Pada dekade 70-an dan 80-an, pusat pembinaan dan pengembangan bahasa mempunyai sebuah
proyek, yaitu Proyek Inventarisasi Bahasa dan Sastra Indonesia dan Daerah, kemudian Proyek
Penerbitan Buku Sastra Indonesia dan Daerah. Dari proyek itu telah terbit banyak buku sastra lisan
dan berbagai topik linguistik bahasa daerah di Indonesia. Khusus tentang sastra lisan, tampaknya
meliputi berbagai topik yang datanya didapat secara lisan, termasuk transkripsi cerita lisan yang
diceritakan seorang nenek, cerita humor, transkripsi mentera, dan permainan anak-anak.

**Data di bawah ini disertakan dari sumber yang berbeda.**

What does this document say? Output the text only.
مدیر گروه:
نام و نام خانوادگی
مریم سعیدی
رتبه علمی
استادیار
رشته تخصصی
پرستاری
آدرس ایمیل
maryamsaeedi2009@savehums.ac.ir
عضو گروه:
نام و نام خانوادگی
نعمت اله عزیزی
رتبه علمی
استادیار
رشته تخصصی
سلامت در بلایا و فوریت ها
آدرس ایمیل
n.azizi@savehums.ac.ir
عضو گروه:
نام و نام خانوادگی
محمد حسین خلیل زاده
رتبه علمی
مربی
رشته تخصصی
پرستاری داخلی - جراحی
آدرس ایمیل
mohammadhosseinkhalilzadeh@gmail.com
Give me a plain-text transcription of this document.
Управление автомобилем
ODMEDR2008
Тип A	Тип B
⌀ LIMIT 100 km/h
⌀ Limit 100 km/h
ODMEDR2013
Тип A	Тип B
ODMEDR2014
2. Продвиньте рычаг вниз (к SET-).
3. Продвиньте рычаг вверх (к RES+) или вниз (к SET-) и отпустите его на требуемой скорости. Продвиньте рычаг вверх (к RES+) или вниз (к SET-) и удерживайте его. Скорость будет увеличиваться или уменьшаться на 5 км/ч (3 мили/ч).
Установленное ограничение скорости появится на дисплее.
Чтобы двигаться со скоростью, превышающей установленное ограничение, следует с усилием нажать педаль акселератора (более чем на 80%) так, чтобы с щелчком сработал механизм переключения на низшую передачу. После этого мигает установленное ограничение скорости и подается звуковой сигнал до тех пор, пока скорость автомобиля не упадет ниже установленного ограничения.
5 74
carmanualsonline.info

Salah satu sastra lisan tersebut adalah sastra lisan Minangkabau. Dari berbagai penelitian lapangan
mengenai sastra lisan minangkabau, terdapat berbagai tradisi lisan dalam kebudayaan Minangkabau
yang dihidupi oleh masyarakatnya. Masyarakatnya pun dengan sadar membedakan tiap jenis/genre
tradisi lisan, ciri-ciri tiap genre itu, tempat untuk mempertunjukkannya, tujuan dan fungsi
pertunjukkannya (untuk memeriahkan kenduri, untuk perayaan peringatan hari besar agama, untuk
pengobatan), siapa yang hadir, bahkan hubungan penampil dengan khalayaknya, meskipun mereka
tidak perlu menjelaskan ataupun merumuskan semua itu.
Artinya, meskipun masyarakat itu tudak merumuskan jenis tradisi lisan beserta ciri dan fungsinya,
tetapi dalam kehidupan mereka, mereka meletakkan tiap jenis itu pada proporsi yang mereka setujui
bersama. Pengetahuan itu mereka peroleh secara lisan dalam kehidupan nyata sehari-hari. Mereka
sosialisasi dengan pengetahuan dan nilai itu. Selanjutnya pengetahuan dan nilai itu terinternalisasi
pada diri mereka sebagai anggota masyarakat.